Having only an old Nokia 3100 mobile phone to hand, which failed to even send text messages without local SIM card swaps in several countries, meant I was reliant on local interaction to find and use internet cafes in order to blog and communicate in more than 140 characters with the outside world. It also meant I couldn’t possibly be working for any international media organisation, which I found to be an important protection.
For example, I was asked in crossing from Liberia to Côte d’Ivoire if I was an undercover journalist. ‘They send people like you, alone and with backpacks, to trick us’ I was told by the single border official at the River Cavally. It was election day for the presidency, and the eyes of the world’s media were taking rare aim at Liberia.
During a six hour border crossing from troubled post-Gaddafi Libya into Tunisia, the border guards were convinced my list of ferry crossings made me a journalist, at least until they found a small soft toy camel with ‘I love Egypt’ stitched onto its side in my bag. Had they delved further they would have found some business cards (which had themselves ignited conversation on the border between Guinea-Bissau and Guinea), some dirty washing (always at the top of my bag to dissuade more in-depth searches), a small library of books, and several more notebooks. They would have found no technology.
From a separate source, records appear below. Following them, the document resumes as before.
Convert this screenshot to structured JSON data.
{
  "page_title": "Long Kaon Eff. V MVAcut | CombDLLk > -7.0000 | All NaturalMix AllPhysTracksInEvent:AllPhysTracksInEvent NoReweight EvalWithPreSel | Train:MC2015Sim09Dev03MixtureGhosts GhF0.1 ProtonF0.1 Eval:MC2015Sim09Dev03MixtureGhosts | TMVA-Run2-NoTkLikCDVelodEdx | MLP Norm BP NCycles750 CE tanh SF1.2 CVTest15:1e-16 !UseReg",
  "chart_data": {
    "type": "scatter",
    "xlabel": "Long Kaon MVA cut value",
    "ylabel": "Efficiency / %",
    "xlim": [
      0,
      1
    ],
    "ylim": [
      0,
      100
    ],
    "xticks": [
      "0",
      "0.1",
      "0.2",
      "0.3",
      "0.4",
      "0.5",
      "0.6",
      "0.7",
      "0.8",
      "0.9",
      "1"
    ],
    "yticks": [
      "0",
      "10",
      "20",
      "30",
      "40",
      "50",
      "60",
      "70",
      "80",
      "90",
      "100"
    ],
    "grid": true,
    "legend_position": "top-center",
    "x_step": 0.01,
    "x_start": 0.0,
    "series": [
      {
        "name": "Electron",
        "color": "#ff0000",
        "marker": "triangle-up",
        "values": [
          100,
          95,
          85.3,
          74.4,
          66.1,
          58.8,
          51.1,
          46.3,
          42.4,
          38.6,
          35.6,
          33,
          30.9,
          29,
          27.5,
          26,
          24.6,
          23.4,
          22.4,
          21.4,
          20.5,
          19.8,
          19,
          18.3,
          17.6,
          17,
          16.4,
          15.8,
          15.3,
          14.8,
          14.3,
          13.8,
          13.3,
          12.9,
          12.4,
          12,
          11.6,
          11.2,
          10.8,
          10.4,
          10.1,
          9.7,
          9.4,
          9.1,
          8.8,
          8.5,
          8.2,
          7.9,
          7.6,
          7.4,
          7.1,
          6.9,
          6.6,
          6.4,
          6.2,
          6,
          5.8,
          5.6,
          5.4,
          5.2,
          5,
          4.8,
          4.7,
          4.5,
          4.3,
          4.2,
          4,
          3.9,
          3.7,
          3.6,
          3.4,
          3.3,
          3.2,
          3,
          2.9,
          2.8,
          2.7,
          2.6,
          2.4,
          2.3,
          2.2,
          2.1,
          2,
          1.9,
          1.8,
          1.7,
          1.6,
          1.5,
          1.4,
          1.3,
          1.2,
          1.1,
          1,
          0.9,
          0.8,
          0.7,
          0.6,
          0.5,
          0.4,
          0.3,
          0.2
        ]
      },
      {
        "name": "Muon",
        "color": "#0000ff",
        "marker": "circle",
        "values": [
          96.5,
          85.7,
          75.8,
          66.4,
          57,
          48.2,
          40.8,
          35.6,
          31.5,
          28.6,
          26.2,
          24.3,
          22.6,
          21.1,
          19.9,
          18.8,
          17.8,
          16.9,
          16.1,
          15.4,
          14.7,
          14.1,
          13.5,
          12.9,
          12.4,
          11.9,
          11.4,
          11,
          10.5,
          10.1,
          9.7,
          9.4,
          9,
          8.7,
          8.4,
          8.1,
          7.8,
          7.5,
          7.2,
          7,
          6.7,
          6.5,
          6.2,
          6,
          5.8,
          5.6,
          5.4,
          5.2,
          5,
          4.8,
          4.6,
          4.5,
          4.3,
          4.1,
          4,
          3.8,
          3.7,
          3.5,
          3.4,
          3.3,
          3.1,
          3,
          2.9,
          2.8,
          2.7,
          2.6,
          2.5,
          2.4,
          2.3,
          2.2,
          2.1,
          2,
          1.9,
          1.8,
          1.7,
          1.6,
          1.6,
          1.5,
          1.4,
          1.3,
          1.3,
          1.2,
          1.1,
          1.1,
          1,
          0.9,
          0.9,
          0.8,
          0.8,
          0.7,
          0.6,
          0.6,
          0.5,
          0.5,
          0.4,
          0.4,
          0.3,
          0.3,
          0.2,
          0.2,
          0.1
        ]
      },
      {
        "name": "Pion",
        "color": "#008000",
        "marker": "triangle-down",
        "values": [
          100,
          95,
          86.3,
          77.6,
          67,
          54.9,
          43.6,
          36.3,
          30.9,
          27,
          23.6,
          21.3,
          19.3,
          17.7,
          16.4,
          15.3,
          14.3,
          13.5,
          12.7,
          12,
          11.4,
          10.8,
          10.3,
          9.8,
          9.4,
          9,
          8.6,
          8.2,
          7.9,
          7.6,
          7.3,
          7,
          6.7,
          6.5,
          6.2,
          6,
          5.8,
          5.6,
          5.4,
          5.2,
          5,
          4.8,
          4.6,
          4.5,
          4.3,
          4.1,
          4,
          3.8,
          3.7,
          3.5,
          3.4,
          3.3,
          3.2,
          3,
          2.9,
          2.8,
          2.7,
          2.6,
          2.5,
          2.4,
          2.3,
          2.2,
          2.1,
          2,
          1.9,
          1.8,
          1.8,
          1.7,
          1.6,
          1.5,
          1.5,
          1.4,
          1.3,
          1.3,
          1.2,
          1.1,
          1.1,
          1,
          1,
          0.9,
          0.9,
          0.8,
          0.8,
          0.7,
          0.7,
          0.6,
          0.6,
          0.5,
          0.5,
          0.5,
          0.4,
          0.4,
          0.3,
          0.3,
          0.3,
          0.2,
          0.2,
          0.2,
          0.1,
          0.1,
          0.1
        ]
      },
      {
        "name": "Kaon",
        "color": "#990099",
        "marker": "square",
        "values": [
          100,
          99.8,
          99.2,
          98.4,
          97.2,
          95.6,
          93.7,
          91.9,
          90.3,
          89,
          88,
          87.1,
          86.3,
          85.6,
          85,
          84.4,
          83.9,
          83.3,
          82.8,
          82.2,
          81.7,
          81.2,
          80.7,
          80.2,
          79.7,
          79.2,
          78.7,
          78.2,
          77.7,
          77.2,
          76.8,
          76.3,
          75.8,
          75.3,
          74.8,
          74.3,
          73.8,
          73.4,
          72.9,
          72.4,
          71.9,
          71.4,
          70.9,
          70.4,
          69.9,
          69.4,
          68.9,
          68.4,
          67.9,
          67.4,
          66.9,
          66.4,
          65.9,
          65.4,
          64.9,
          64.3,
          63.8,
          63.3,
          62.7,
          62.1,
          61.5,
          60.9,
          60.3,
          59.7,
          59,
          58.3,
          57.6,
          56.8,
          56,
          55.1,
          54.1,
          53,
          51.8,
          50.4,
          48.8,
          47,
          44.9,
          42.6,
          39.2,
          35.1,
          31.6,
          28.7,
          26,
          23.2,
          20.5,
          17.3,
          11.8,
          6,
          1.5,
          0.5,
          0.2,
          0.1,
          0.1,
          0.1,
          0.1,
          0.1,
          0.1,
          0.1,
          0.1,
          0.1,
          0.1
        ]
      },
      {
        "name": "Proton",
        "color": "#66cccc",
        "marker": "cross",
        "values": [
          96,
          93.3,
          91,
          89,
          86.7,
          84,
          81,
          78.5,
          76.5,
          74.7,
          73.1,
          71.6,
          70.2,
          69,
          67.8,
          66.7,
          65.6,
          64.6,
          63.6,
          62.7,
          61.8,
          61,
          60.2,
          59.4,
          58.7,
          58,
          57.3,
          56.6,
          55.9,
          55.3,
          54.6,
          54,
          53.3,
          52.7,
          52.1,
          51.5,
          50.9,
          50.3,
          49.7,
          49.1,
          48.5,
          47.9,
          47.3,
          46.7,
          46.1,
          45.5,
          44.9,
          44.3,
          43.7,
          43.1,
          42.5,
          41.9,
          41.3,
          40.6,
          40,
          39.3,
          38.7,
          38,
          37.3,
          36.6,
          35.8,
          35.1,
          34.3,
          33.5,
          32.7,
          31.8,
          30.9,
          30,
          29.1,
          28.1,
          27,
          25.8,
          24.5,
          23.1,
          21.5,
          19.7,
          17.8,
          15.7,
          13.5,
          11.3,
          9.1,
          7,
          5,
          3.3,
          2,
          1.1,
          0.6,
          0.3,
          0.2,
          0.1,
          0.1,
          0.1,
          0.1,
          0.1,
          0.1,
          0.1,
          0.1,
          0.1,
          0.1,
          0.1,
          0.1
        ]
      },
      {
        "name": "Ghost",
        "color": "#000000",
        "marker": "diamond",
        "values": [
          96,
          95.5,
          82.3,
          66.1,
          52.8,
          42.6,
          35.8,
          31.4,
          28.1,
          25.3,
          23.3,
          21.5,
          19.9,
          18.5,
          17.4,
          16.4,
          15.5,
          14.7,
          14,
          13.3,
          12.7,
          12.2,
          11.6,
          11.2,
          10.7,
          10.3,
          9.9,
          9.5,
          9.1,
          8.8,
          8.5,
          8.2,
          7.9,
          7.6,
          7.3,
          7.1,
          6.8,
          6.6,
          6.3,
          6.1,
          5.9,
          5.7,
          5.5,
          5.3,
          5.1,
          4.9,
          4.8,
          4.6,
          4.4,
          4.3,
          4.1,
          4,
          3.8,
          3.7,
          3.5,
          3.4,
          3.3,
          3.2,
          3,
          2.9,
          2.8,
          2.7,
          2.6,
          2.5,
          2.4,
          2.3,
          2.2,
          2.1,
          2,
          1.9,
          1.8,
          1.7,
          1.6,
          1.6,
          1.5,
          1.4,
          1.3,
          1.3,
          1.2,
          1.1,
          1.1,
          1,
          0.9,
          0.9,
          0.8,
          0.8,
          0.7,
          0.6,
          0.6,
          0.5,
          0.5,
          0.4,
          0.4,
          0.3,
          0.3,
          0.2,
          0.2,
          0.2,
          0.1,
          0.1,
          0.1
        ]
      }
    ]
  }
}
Leaving Ethiopia for Sudan, the border official was surprised by my lack of laptop, or money, and by the small size of the compact digital camera with which I took all my photographs. Uniformed officers and general populations alike were also frequently surprised by the fact that I chose to travel overland. ‘Why on earth do you want to spend time in Africa of all places?’ they would ask. ‘Why aren’t you travelling by air instead?’ Whatever answer I would give them, I could see that often the only answer they heard was that I must be a journalist.